Joseph parecia estar numa espécie de paraíso, sentado sozinho junto a um fogo crepitante; numa mesa próxima, havia um quartilho de cerveja inglesa e grandes pedaços de bolo de aveia assado; na boca tinha o curto cachimbo negro. Catherine correu para o fogo a fim de aquecer-se. Perguntei se o patrão estava em casa. Minha pergunta ficou tanto tempo sem resposta, que pensei que o velho ficara surdo. Repeti a pergunta em voz mais alta.

– Nãããão! – rosnou ele, ou antes berrou, com voz fanhosa. – Nãããão!

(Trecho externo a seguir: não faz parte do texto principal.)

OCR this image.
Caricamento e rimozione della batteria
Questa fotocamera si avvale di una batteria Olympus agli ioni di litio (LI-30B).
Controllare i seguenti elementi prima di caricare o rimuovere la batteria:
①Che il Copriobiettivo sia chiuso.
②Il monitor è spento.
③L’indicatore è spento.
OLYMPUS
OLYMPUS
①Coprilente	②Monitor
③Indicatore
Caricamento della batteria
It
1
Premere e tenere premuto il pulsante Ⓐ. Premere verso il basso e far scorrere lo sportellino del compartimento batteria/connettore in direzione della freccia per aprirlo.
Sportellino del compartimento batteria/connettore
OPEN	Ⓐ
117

Trate de voltar para o lugar de onde veio!

– Joseph! – gritou ao mesmo tempo em que eu uma voz irritada, vinda de dentro da casa. – Quantas vezes tenho que chamá-lo? Só restam umas poucas brasas, agora. Joseph! Venha já aqui!

O velho criado soltou vigorosas baforadas e fixou o olhar na grelha do fogão, indicando que não dera atenção àquele chamado. A criada e Hareton não estavam à vista; a mulher devia ter saído para alguma incumbência, e o rapaz cuidava do seu trabalho, provavelmente. Reconhecemos a voz de Linton e entramos.

– Oh, tomara que você morra de fome e frio, preso num sótão! – disse o menino, supondo, à nossa aproximação, que se tratava do seu negligente criado.

Parou ao notar o erro; a prima correu ao seu encontro.

– É você, Miss Linton? – disse ele, erguendo a cabeça do braço da poltrona em que estava reclinado. – Não... não me beije: tira-me o fôlego. Meu Deus! Papai disse que você viria – continuou ele, recuperando-se um pouco do abraço de Catherine; ela ficara de pé, muito pesarosa. – Pode fechar a porta, por favor? Deixou-a aberta; e essas... essas criaturas detestáveis não querem trazer carvão para a lareira. Está tão frio!

Remexi as cinzas e fui eu mesma buscar um pouco de carvão. O doente reclamou de ter sido coberto de cinzas; mas, como tinha uma tosse persistente e parecia febril e abatido, não lhe reprovei a insolência.

– Bem, Linton – murmurou Catherine, quando o rapaz desanuviou o semblante – está contente de me ver? Posso fazer alguma coisa por você?

– Por que não veio antes? – perguntou ele. – Devia ter vindo, em vez de escrever. Cansou-me terrivelmente escrever aquelas longas cartas. Preferiria muito mais falar com você. Agora, nem falar mais eu posso, ou qualquer outra coisa. Queria saber onde anda Zillah! – olhou para mim: – Será que você pode ir ver se ela está na cozinha?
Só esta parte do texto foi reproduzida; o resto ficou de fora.